Every year, retailers and journalists attempt to reinvent Christmas celebrations, trying to persuade us that avocado is the new Christmas turkey or that we should decorate our trees entirely with black feathers. Naturally, most of us ignore the more bizarre suggestions and just make a few tweaks to our tried and tested Christmas rituals.
Our Christmas Barns opened last week and these are the three Christmas decoration trends that we’ve noticed our customers are embracing this year. Spoiler alert : There are no avocados or black feathers.
AN EARLY START
It seems fashionable to start Christmas preparations in November and we weren’t altogether surprised that a few people arrived on the farm on the weekend of the 23rd and 24th November trying to buy a Christmas tree. While some garden centres were happy to sell trees that weekend, a tree taken into the house that early is not going to look its best by Christmas Day so we don’t start selling them that early.
As Christmas tree growers and sellers, our advice is to ignore the early start trend for fresh Christmas trees and follow this advice for when you should buy a Christmas treeand how to look after it when you take it home.
However, if you want the pick of the Christmas decorations, it’s best to get in early before the most popular lines sell out.
Many people are buying their first real Christmas tree this year because of their concern for the environment. According to the Carbon Trust, an artificial tree needs to be used for at least ten years to be less environmentally harmful that a real tree and if you send your real tree to be recycled, then the benefit to the environment is even greater.
This year, there’s a strong trend for buying high quality decorations that will be brought out year after year, instead of the craze in previous years for a new colour scheme complete with cheap, new decorations each Christmas.
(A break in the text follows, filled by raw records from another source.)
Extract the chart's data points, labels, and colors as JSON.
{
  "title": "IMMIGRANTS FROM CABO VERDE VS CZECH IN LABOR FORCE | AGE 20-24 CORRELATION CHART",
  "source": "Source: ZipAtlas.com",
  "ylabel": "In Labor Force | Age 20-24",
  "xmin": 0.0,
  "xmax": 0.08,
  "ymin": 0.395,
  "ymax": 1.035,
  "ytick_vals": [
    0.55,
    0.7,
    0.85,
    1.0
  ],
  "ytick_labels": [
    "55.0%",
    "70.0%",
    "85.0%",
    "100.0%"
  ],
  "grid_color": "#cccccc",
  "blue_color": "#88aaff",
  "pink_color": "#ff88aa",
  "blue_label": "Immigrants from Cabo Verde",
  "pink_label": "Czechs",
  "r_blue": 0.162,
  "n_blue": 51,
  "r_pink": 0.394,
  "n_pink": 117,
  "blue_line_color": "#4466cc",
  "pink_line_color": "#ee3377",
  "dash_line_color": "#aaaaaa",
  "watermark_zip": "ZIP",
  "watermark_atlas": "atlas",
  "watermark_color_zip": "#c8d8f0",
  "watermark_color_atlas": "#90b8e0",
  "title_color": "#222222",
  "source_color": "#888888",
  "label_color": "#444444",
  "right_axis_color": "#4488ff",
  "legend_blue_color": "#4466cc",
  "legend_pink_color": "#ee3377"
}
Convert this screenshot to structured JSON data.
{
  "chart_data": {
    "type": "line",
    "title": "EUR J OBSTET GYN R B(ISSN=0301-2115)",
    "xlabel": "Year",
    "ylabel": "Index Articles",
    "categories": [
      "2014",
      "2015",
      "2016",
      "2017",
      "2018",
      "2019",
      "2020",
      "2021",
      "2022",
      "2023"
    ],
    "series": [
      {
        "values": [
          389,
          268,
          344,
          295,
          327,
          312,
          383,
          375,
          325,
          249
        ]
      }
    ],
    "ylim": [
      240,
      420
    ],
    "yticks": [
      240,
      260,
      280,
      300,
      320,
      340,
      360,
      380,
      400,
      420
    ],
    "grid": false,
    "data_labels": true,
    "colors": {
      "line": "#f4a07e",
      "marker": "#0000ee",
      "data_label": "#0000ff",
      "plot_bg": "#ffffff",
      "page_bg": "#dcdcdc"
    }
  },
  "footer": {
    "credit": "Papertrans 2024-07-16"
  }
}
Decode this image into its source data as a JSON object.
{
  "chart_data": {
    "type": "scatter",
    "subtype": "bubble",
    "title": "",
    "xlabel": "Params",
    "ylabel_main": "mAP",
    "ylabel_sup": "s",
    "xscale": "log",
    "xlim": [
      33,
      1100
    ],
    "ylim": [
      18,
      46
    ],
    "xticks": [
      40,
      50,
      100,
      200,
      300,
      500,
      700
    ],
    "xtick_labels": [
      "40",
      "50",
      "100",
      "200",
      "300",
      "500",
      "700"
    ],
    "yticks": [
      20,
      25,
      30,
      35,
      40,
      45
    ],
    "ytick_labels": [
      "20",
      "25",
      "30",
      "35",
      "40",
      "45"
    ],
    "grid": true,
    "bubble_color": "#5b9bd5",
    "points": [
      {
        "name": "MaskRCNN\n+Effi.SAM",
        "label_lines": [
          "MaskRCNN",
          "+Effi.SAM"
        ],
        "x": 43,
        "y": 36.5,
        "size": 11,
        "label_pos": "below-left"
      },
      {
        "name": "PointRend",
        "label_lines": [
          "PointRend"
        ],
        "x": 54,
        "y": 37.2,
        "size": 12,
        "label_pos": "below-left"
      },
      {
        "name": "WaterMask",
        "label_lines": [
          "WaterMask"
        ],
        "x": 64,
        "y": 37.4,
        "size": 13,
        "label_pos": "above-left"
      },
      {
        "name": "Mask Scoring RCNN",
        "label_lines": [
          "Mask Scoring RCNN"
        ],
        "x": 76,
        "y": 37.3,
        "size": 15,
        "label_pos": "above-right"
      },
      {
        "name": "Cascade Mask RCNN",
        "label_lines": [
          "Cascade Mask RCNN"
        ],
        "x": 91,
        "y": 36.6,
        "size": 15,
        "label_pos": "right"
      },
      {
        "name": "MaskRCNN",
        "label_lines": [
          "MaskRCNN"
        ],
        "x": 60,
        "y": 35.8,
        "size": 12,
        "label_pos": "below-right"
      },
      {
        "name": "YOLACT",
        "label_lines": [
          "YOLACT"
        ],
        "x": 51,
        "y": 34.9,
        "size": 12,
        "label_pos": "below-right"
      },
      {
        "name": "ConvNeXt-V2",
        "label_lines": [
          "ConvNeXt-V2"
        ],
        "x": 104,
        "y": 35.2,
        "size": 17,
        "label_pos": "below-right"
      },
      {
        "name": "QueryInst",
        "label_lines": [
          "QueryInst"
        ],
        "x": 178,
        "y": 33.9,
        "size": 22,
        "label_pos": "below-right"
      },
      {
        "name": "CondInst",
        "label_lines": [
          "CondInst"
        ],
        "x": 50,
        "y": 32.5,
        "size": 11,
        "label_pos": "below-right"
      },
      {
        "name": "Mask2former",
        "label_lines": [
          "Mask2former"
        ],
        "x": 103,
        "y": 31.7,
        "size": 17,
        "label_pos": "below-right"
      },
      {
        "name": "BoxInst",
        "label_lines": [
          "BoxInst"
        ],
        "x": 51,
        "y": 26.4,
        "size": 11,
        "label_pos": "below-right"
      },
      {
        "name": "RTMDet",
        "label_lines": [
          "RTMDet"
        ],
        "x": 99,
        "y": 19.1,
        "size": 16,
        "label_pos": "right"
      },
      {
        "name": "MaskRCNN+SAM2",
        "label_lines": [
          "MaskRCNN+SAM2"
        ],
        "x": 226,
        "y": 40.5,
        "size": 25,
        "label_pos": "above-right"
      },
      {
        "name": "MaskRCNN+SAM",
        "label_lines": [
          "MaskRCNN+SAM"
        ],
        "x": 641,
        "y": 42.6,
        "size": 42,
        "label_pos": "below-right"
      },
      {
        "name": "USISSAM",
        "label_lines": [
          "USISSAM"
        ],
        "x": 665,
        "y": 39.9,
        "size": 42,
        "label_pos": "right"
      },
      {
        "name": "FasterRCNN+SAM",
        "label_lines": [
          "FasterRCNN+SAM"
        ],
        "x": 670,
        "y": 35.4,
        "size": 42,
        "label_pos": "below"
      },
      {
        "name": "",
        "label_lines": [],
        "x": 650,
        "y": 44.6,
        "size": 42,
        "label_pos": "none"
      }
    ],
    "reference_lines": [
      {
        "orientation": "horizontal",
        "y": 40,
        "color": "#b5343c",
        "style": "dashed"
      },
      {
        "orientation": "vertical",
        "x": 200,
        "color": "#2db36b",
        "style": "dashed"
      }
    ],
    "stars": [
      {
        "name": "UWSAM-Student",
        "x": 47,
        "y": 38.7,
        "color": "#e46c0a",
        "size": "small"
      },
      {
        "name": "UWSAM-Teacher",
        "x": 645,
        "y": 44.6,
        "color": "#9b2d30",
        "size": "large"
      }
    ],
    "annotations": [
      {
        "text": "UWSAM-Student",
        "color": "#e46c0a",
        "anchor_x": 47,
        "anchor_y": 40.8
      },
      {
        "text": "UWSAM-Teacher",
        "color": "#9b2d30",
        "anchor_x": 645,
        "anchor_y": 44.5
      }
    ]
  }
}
Some of our customers are die hard glitter fans at Christmas time but glittering glass baubles and metal, wood and ethically produced felt decorations have been so popular that we’ve already sold out of some of our newly introduced ranges.
The move to a more sustainable Christmas has led to a rethink of Christmas presents too. For the first year, we have a section in the barn for local makers and our customers have been snapping up the hand made ceramics, jewellery and prints. Fiona Humberstone’s Gifts for Entrepreneurs Guide features a section for courses and kits, which we’re delighted to feature in, as people want to give an experience or chance to be creative instead of giving more stuff.
In line with the trend towards a more sustainable Christmas, fewer customers are completely revamping their colour schemes, but are introducing subtle changes. Add a pop of colour to your traditional red, gold and green baubles with new colours like copper, purple or bright pink with white for contrast to keep up with this year’s trend of bright party colours. Large baubles like the flat, retro inspired ones on the wreath bring it right up to date. This year, garlands are being hung vertically or used to frame a window or doorway instead of draping them horizontally along the mantelpiece.
Read our Guide to Decorating Your Christmas tree for tips about decorating your tree and keeping it looking at its best throughout the season.
There’s a growing move to creating a calming retreat for Christmas, far removed from the brash, overspending and over consumption of past decades.
This trend is all about simplicity, making and doing. Decorate your home with hand crafted decorations, perhaps made together with friends and family around the kitchen table.
Set the scene with warm rugs, books and candlelight. Gather foliage from the garden (or buy faux garlands of rosehips and berries) and fill bowls with glass baubles or pinecones. Support makers by buying their products and listening to their stories instead of filling the home with mass produced goods with no provenance.
Colours are muted with blush pinks still a favourite alongside antique effect glass angels and baubles. Alternatively, create a cool palette of colours with white and silver, replacing the traditional deep green of Christmas with pale jade and eucalyptus. Introduce pale green (real or faux) foliage and add sparkle with glass baubles.
This reflective trend celebrates sharing Christmas with friends and family and finding moments of comfort and joy.
Whichever trend you follow (or don’t follow), have fun decorating for Christmas.